The obvious reason is the frustration and embarrassment the ACCC has experienced almost every time it has gone to court opposing a proposed merger. The commission has a shocking record in the courts, even after the introduction of the effects test.
Rod Sims is asking lawmakers to tear up and discard existing merger law and regulatory structures without establishing any material failures in the way they have operated, other than the ACCC’s own.
Most recently, in 2020 – and this might well have been the catalyst for the Sims campaign – the Federal Court rejected its argument that the merger of Vodafone and TPG was likely to substantially reduce competition in the telecommunications market.
Justice John Middleton recognised the obvious flaws in the regulator’s argument that the merger of two companies that didn’t actually compete would likely result in a substantial lessening of competition.
Where the ACCC argued the simplistic notion that having the remote possibility of having a four-player mobile industry removed represented a likely lessening of competition, Justice Middleton made the commonsense observation that it wasn’t the number of players in a market, but the quality of the competitors that determined the overall impact on competition.

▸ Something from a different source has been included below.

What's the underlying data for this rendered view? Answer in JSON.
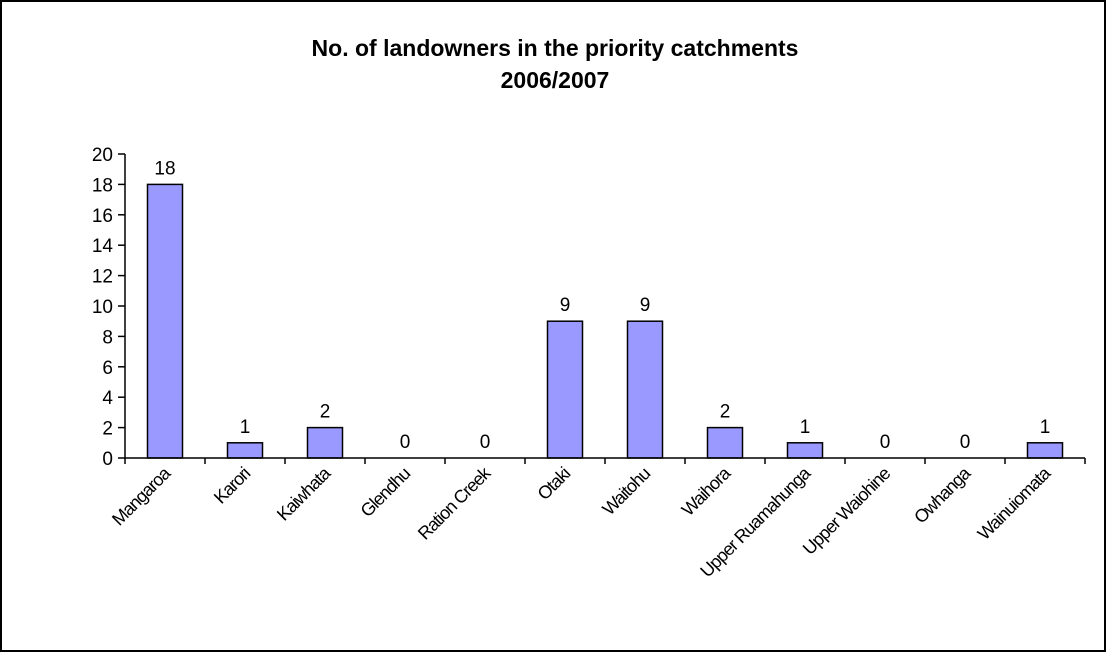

The ACCC’s consistent failure to convince courts of its views could be attributed to poor legal strategies, but fundamentally it is because the cases it has brought before the courts involved hypotheses about the future of markets and competition that the courts weren’t prepared to accept. The “likely” test in the merger provisions revolves around real-world commercial likelihoods, not a regulator’s speculations.

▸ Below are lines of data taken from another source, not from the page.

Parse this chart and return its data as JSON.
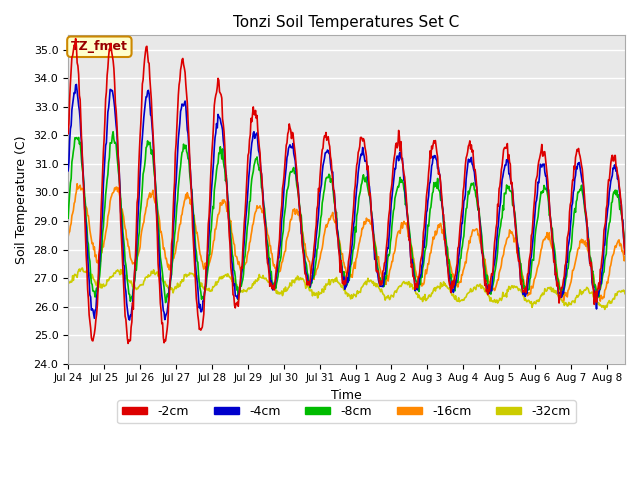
{
  "title": "Tonzi Soil Temperatures Set C",
  "xlabel": "Time",
  "ylabel": "Soil Temperature (C)",
  "ylim": [
    24.0,
    35.5
  ],
  "yticks": [
    24.0,
    25.0,
    26.0,
    27.0,
    28.0,
    29.0,
    30.0,
    31.0,
    32.0,
    33.0,
    34.0,
    35.0
  ],
  "xtick_labels": [
    "Jul 24",
    "Jul 25",
    "Jul 26",
    "Jul 27",
    "Jul 28",
    "Jul 29",
    "Jul 30",
    "Jul 31",
    "Aug 1",
    "Aug 2",
    "Aug 3",
    "Aug 4",
    "Aug 5",
    "Aug 6",
    "Aug 7",
    "Aug 8"
  ],
  "series": {
    "-2cm": {
      "color": "#dd0000",
      "lw": 1.2
    },
    "-4cm": {
      "color": "#0000cc",
      "lw": 1.2
    },
    "-8cm": {
      "color": "#00bb00",
      "lw": 1.2
    },
    "-16cm": {
      "color": "#ff8800",
      "lw": 1.2
    },
    "-32cm": {
      "color": "#cccc00",
      "lw": 1.2
    }
  },
  "legend_labels": [
    "-2cm",
    "-4cm",
    "-8cm",
    "-16cm",
    "-32cm"
  ],
  "legend_colors": [
    "#dd0000",
    "#0000cc",
    "#00bb00",
    "#ff8800",
    "#cccc00"
  ],
  "bg_color": "#e8e8e8",
  "annotation_text": "TZ_fmet",
  "annotation_bg": "#ffffcc",
  "annotation_border": "#cc8800"
}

Sims is proposing a radical overhaul of competition law that would take the courts out of the process and make the ACCC all-powerful, with only limited avenues for appeal to a specialist tribunal, removing from companies the ability to challenge the commission before the Federal Court. That’s one way of dealing with these meddlesome courts.
The Sims speech was laden with statements untroubled by evidential support such as “while the available evidence is not definitive, it appears that market power is increasing in Australia” and “market power, or the lack of competition, is having broader effects on the Australian economy. It appears to be a contributor to the slowdown in overall productivity and wages growth”.
It is almost inevitable, in markets that are as relatively small as ours, that there will be only a handful of big players in each market as companies seek scale and efficiency. That, as Justice Middleton recognised, doesn’t mean markets with only a few players aren’t competitive.
Where the ACCC sees only the consumer harm that might possibly at some point flow from a merger, it doesn’t appear to recognise potential consumer and economic benefits that are just as feasible. They might flow from increased investments an enlarged company might be able to afford, or from the innovation that an acquisition might add.
Loading
More broadly, the Bank for International Settlements has been chronicling the increase in what it describes as “zombie” companies – businesses with low growth rates, poor prospects and profits that don’t cover their interest costs - before and during the pandemic. It has said these companies are a drag on their economies’ productivity.
On some of its estimates, the proportion of zombie companies in Australia is about 25 per cent.
Without zombies and under-performing companies being acquired, or at least threatened with acquisition, and their returns improved or their capital recycled through Schumpeter’s cycle of “creative destruction,” they remain a drag on productivity and a wasteful allocation of capital.
Rod Sims is asking lawmakers to tear up and discard existing merger law and regulatory structures – and risk weakening competition, innovation and the productive used of capital -- without establishing any material failures in the way they have operated, other than the ACCC’s own.